Durance deal with that steep or deep. Here! creep

The line scans as two trochees (Durance deal with) followed by three iambs. The stressed syllable of each iamb rhymes, and little imagination is needed to realize how terribly wrong this could go. It is especially the third and final rhyme that is risky. How does Hopkins manage it? Not by a modulation of the meter—for it is a perfect iamb—but by a bold rhythmic modulation. By isolating “Here!” and punctuating it with an exclamation mark, Hopkins forces a tremendous stress on the word. It is further emphasized by the pause on either side of it, enforced by the punctuation. Thus, despite being only one word, it puts substantial distance between ‘steep’/’deep’ and creep’, and this distance makes the internal rhyme effective.

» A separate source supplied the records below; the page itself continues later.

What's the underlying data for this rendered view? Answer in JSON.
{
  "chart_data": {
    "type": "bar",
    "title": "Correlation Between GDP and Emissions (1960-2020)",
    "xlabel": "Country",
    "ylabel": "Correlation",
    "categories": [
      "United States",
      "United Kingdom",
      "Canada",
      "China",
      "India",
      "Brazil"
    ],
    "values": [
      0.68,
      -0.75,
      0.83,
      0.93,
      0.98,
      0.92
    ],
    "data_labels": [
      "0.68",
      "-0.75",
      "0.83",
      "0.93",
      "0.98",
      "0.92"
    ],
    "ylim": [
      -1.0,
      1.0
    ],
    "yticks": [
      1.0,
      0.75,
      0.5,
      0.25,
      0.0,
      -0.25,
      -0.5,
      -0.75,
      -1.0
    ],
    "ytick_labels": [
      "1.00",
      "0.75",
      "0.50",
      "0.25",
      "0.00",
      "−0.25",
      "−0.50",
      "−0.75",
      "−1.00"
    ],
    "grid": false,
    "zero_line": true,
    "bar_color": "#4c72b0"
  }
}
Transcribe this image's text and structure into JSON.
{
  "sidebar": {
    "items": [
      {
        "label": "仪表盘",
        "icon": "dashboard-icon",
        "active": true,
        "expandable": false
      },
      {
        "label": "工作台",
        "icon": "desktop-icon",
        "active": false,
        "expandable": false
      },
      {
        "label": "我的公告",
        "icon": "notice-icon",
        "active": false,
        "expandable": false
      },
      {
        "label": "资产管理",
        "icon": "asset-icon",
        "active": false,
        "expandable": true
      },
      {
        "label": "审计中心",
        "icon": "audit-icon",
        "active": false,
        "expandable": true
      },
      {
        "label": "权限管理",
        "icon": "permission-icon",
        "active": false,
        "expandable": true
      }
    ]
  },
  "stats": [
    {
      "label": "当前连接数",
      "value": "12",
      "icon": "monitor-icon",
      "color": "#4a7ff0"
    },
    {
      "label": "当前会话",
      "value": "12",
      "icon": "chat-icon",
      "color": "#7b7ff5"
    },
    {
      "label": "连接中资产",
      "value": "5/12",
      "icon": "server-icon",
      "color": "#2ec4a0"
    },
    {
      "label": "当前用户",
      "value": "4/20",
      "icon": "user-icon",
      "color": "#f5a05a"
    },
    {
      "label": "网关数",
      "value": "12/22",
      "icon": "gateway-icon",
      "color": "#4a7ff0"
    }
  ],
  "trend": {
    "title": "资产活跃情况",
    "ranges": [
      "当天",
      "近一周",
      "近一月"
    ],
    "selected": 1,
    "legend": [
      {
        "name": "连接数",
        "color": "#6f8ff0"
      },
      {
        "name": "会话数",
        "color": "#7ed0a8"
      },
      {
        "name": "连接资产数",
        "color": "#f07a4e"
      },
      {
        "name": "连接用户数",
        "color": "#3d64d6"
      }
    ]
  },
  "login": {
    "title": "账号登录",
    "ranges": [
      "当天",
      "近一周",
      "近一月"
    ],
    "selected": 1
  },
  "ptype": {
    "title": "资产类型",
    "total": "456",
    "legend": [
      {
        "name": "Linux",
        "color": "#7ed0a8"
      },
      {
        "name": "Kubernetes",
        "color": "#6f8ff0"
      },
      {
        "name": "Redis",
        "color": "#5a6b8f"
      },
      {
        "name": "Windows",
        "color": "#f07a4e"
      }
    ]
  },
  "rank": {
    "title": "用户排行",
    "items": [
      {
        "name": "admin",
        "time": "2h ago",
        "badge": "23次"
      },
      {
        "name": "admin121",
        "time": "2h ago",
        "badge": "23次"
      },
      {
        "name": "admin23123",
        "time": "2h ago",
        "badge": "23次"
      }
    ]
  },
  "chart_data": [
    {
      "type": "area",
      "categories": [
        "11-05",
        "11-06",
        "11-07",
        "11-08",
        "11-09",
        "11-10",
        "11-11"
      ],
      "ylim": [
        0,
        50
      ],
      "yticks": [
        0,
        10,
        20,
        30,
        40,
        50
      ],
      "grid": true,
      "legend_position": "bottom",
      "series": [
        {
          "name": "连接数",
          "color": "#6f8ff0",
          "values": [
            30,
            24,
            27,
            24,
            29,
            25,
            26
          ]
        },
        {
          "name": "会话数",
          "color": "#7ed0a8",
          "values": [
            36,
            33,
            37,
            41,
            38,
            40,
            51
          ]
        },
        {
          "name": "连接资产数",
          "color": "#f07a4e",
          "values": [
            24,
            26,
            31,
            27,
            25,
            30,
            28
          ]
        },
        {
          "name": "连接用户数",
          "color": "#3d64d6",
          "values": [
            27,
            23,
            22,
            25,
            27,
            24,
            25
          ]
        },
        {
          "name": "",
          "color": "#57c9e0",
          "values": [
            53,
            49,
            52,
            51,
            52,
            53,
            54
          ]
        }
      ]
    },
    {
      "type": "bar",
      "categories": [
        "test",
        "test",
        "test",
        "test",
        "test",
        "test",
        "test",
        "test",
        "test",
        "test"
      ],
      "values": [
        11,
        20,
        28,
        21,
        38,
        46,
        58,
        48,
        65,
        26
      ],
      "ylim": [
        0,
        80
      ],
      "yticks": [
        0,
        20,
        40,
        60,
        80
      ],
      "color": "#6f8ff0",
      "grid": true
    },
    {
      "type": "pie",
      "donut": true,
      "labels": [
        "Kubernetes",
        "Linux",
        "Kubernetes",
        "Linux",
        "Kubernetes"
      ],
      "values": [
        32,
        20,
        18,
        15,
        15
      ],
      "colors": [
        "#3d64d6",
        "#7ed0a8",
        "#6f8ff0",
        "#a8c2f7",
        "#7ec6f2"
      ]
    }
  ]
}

I began worried it would be difficult to explain the brilliance of this poem. But I have not found it hard. I have not found it hard precisely because I have mostly stayed away from the meaning of the poem, looking at it from a purely technical level. When I think about the meaning of it, I find myself again at a loss for how to articulate it. It describes a mood, and if you have ever been in it you will know that Hopkins describes it perfectly. The final lines characterize almost too well the feeling of being a wretch clinging to a wretched comfort: “all / Life death does end and each day dies with sleep.”

It seems worth noting that the poem is not understood if this last line is taken to express a suicidal thought. Hopkins does not desire to die, but he is comforted by the fact that this existence is not permanent, that the recurrence of this mood shall one day come to end. It makes those recurrences before one does die, more bearable. Moreover, the line expresses two comforts, and this is the lesser of the two. The second comfort, that “each day dies with sleep,” is the main. Once again I must appeal to personal experience. When this mood comes, the day can feel lost, and the only comfort available is that when I wake the next morning it may be gone.

The basic genius of this poem is that Hopkins took a mood ugly and wrathful and made of it something of astonishing beauty. And with that, I have said what I can say. All that remains is some friendly advice: look, just look!